Omar Al-Sanki, interior minister of the recognized government, said his forces had seized the western Ras Jdir border crossing, the main gateway into Tunisia.
But a Libyan border official and the mayor of Zuwara, a town east of Ras Jdir, denied this.
“Our forces...are still in control of Ras Jdir and it is not true that the borders have been taken by the army of tribes -LNA,” said the mayor, Hafed Juma. He said warplanes belonging to the eastern-based government had attacked their positions, killing four people.
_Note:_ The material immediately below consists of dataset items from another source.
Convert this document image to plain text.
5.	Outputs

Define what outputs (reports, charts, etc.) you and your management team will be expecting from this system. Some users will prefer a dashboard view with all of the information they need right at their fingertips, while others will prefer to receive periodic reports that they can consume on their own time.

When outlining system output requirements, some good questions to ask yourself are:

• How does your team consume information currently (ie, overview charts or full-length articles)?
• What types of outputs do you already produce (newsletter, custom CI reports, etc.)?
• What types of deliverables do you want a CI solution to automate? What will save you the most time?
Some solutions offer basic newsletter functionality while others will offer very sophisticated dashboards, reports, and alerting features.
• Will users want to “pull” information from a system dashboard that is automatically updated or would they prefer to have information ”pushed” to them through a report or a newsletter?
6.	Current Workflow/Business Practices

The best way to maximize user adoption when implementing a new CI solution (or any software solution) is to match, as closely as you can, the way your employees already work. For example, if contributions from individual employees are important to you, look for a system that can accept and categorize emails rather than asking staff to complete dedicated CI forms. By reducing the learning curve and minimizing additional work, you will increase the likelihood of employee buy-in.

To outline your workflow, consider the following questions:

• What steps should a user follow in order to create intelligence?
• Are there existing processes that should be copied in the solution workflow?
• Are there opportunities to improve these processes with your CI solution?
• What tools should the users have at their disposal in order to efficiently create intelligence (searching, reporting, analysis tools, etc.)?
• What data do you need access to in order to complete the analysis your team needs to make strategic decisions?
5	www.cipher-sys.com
A Tunisian security source said there was fighting in the Libyan area of Boukamech near Ras Jdir. The border station was open, though Tunisia had advised its citizens to avoid the crossing.
In another setback for travelers, two Libyan state carriers said they had halted flights out of Tripoli and Misrata to Istanbul after the European Union imposed an overfly ban last week. Egypt and Tunisia had already banned flights from western Libya, leaving Libyans with few options to travel abroad.
Clashes were continuing near Es Sider, Tripoli-based Al-Nabaa television station said on Sunday, adding that a force allied to the government in the capital was at the gates of the terminal.
The Ras Lanuf port east of Es Sider was still operating but the Al-Waha Oil Co. running the Es Sider port had halted work, the official said. A worker said staff had left the site for security reasons. The company had been producing around 200,000 bpd, data from the state-run National Oil Corp. showed earlier this month.
Ibrahim Jathran, head of a petroleum protection force guarding Es Sider and three other eastern oil ports, said his force had repulsed the advance. “We confirm to the Libyan people that their resources are secure and under the protection of their sons,” Jathran told a local television station.